Hinaus zu dem Sohn Gottes, der auch ein Sohn der Menschen war, trat jetzt Hippolyta, die Kriegerkönigin. Er focht und rang sogleich mit ihr und hörte nicht die schönen Worte, die sie bestrebt war ihm zu sagen. Den Gürtel, den sie ihm mit den Händen bot, die seltene Gabe des Symbols der Einheit und der Liebe, des Opfers und des Glaubens, entriss er ihr mit seinen eignen Händen. Und im Entreißen mordete er sie, und tötete damit die eine, die ihn mit dem beschenkte was er gewollt. Als bei der Sterbenden er stand, entsetzt über die eigne Tat, hörte er den Lehrer sprechen:

«Mein Sohn, warum erschlägst du was dir frommt, was nahe dir ist und teuer? Warum die Eine töten, die du liebst, die Geberin der guten Gaben, die Hüterin des Möglichen? Warum die Mutter des heiligen Kindes töten? Wieder verzeichnen wir ein Versagen. Wiederum hast du nicht verstanden. Dieser Augenblick muss wieder gutgemacht sein, ehe erneut du mir vor Augen trittst.»

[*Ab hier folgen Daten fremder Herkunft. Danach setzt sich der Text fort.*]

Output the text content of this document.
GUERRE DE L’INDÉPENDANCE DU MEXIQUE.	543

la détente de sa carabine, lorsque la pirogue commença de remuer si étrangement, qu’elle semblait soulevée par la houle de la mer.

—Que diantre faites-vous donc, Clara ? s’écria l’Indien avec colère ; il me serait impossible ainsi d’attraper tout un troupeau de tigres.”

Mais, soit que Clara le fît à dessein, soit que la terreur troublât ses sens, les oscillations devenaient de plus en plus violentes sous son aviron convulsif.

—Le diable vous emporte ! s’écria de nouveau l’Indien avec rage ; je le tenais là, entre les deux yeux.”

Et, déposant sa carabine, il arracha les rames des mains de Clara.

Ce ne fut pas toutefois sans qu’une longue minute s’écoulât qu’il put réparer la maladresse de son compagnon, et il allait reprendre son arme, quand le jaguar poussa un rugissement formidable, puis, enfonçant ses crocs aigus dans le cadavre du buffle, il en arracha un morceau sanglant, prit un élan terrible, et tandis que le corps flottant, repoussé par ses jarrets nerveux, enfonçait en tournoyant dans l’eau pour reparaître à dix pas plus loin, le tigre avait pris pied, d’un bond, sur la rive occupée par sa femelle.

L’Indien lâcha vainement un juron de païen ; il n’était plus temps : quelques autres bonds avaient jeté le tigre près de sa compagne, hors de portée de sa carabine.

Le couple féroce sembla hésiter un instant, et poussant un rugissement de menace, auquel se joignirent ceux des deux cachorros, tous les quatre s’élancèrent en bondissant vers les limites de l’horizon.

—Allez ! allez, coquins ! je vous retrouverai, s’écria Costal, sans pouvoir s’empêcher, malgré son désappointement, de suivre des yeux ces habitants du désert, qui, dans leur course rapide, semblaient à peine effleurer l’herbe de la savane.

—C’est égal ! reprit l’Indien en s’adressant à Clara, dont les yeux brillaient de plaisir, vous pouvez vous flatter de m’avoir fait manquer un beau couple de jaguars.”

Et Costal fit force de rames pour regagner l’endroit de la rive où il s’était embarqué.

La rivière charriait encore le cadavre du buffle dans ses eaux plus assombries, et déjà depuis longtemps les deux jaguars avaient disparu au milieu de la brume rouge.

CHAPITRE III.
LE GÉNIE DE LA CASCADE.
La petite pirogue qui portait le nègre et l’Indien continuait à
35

Dann Schweigen. Und Herkules machte sich auf, den Heimweg anzutreten, den Gürtel fest an seine Brust gedrückt. Die Frauen ließ er trauernd und ihrer Führerin und ihrer Liebe beraubt, zurück.

Wieder kam Herkules an die Gestade des großen Ozeans. Nahe beim felsigen Strand sah er ein Ungeheuer in der Tiefe, das zwischen seinen Kiefern die arme Hesione festhielt. Ihre Schreie und Seufzer stiegen bis hoch zum Himmel und drangen an das Ohr des Herkules, der reuevoll dahinschritt, ohne auf seinen Weg zu achten. Rasch eilte er hinab, um ihr zu helfen, jedoch er kam zu spät. Sie verschwand im Höhlenrachen der Seeschlange, des Untiers von so üblem Ruf. Sich selbst vergessend, stürzte der Sohn der Menschen, der ein Sohn Gottes war, sich in die Flut, durchschnitt die Wogen und erreichte das Ungeheuer, das sich in raschem Angriff nach dem Menschen wandte und brüllend weit das Maul aufriss. Herkules stürzte sich in den roten Schlund seiner Kehle auf der Suche nach Hesione und fand sie tief im Bauch des Ungeheuers. Mit seinem linken Arm ergriff er sie und hielt sie fest. Dann bahnte er mit seinem treuen Schwert den Weg sich aus dem Bauch der Schlange in das Licht des Tages. So rettete er sie, zum Ausgleich für die frühere Tat des Todes. So ist das Leben, – eine Tat des Todes, eine Tat des Lebens – so lernen die Söhne der Menschen, die Söhne Gottes sind. Sie lernen Weisheit, Ausgleich und lernen dadurch, den Weg mit Gott zu wandeln.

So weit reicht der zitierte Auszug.